Pirna is facing a financial crisis: 30 million euros minus in the 2024 budget!
Saxon Switzerland-Eastern Ore Mountains district expects a deficit of 30 million euros in 2024; District administrator demands financial support from Saxony.

Pirna is facing a financial crisis: 30 million euros minus in the 2024 budget!
In the Saxon Switzerland-Eastern Ore Mountains, the financial situation is becoming increasingly worrying. The district expects a deficit of a whopping 30 million euros in the budget for 2024. District Administrator Michael Geisler (CDU) warns that underfunding at the local level can no longer be viewed as a short-term problem. Citizens rightly expect an efficient administration and a solid infrastructure, but expenses massively exceed income while reserves are increasingly being used up. The deficit will only continue to rise unless urgent countermeasures are taken, as Borkener Zeitung reports.

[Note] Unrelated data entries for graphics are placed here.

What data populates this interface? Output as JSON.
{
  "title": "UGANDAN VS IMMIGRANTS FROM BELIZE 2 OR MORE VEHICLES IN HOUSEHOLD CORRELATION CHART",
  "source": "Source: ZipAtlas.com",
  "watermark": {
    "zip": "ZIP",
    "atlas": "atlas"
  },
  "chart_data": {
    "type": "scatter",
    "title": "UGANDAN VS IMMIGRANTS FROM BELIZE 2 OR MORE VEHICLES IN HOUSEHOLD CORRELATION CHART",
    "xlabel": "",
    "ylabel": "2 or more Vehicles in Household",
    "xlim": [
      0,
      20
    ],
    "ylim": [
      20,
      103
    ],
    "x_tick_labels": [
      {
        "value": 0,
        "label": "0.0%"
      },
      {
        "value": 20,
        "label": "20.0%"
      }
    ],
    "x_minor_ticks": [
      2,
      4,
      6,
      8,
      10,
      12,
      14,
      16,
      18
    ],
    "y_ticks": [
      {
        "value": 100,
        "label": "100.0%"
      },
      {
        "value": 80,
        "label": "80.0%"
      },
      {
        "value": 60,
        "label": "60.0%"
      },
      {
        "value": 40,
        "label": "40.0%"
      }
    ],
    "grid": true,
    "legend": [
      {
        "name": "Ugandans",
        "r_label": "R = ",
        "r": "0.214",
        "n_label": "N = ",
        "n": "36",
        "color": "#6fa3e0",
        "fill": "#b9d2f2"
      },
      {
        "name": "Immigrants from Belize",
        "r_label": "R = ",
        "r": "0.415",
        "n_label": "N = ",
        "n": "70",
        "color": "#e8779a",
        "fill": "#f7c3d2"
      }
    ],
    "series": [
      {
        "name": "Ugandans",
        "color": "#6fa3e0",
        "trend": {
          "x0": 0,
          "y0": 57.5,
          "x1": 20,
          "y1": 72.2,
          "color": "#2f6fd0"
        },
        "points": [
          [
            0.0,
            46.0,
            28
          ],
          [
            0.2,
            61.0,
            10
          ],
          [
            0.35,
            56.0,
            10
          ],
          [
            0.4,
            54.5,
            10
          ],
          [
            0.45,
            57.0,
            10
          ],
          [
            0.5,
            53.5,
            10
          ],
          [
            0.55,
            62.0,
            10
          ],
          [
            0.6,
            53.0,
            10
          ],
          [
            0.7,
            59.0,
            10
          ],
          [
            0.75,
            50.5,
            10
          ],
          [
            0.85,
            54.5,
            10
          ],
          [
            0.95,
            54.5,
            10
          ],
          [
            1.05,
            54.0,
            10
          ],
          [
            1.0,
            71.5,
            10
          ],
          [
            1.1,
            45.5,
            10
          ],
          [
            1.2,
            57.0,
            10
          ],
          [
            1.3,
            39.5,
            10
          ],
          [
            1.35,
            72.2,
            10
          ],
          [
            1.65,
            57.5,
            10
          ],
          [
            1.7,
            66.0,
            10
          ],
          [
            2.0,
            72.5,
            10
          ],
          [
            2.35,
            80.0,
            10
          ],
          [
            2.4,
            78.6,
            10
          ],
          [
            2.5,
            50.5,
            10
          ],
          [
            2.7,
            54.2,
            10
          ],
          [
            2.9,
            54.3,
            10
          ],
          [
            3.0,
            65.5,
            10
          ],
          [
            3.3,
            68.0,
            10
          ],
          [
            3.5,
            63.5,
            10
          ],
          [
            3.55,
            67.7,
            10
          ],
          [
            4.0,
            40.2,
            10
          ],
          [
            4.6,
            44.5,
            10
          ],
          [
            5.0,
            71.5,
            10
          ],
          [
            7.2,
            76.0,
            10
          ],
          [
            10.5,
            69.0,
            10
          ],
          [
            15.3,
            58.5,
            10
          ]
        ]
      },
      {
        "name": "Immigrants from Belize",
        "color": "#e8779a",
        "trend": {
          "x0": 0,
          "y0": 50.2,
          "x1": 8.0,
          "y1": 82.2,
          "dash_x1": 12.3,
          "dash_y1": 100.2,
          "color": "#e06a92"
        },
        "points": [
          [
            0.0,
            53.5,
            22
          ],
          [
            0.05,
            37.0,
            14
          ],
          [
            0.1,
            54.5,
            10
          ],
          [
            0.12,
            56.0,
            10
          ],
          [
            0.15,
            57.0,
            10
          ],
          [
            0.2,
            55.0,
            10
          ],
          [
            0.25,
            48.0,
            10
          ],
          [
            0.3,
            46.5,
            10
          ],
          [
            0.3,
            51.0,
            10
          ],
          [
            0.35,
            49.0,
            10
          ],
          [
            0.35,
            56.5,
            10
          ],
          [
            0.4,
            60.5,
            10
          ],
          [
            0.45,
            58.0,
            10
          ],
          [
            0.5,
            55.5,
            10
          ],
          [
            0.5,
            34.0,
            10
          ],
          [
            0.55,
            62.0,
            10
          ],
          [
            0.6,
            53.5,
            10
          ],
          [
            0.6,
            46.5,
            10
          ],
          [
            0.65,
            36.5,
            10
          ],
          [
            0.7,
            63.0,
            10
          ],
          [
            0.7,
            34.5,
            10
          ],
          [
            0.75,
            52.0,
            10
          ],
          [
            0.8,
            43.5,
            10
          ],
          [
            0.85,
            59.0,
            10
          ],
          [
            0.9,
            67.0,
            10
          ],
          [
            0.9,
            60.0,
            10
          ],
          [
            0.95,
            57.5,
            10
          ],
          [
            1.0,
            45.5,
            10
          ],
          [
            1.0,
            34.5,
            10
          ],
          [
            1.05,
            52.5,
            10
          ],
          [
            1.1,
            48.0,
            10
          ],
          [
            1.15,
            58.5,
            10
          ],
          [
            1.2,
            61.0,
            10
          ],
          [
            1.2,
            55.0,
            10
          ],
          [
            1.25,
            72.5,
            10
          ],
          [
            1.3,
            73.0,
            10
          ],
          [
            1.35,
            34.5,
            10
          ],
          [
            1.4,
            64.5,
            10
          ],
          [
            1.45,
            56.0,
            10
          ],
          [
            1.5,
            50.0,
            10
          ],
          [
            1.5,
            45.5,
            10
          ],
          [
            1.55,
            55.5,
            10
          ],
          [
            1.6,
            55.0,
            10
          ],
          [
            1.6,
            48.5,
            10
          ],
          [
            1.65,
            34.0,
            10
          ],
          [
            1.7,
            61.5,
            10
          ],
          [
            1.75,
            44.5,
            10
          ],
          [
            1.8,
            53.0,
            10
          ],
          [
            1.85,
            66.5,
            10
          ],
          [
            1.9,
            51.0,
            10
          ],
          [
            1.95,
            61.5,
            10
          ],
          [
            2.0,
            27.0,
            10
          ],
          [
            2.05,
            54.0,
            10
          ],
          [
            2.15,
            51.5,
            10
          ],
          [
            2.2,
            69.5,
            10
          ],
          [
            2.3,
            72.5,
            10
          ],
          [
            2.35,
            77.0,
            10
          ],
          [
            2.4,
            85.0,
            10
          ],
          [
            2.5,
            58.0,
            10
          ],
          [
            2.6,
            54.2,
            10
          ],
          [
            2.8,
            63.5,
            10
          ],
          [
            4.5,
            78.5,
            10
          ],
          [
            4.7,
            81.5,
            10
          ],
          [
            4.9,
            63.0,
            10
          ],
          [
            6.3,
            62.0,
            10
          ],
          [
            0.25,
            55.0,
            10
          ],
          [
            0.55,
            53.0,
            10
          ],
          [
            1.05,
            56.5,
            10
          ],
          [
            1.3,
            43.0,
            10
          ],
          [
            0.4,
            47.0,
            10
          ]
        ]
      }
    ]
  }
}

Under the current circumstances, the district and the municipalities are confronted with a multitude of tasks, but only receive inadequate reimbursement from both the federal government and the Free State of Saxony. Geisler makes it clear that transferring further tasks is no longer acceptable and calls for more intensive and structural financing of the social burden by the state. In order to ensure financial stability, the district administrator is calling for a return to a solid financial policy instead of the current uncertain situation.
Budget planning 2025
The district finances its income through various allocations, cost reimbursements and performance fees. What is striking is that around 54 percent of the district's income comes from allocations from the Free State of Saxony. In order to ensure municipal tasks and the equal supply of residents, the budget provides for a district levy rate of 37.41 percent, which represents an increase of 2.51 percent compared to the previous year.
The financial situation of the municipalities
However, the challenges are not limited to the district. The Saxon Association of Cities and Municipalities (SSG) recently published a half-year balance sheet showing an alarming total deficit of 871 million euros in municipal budgets for 2025 - a new negative record that exceeds the previous one of 682 million euros. The main causes of this misery are rising personnel and social expenses as well as falling income. A further increase in spending is expected in the third quarter due to tariff increases. Around half of the deficit alone is attributable to the large cities of Dresden, Leipzig and Chemnitz, which together recorded a loss of over 421 million euros, while the rural districts suffered a loss of 193 million euros, as MDR reports.
In view of these gloomy forecasts, the municipalities are urgently calling for support from the state and federal governments in order to close the financial gaps and not further endanger the population's trust in the performance of the administration. So the problems are big and a solution is becoming increasingly urgent.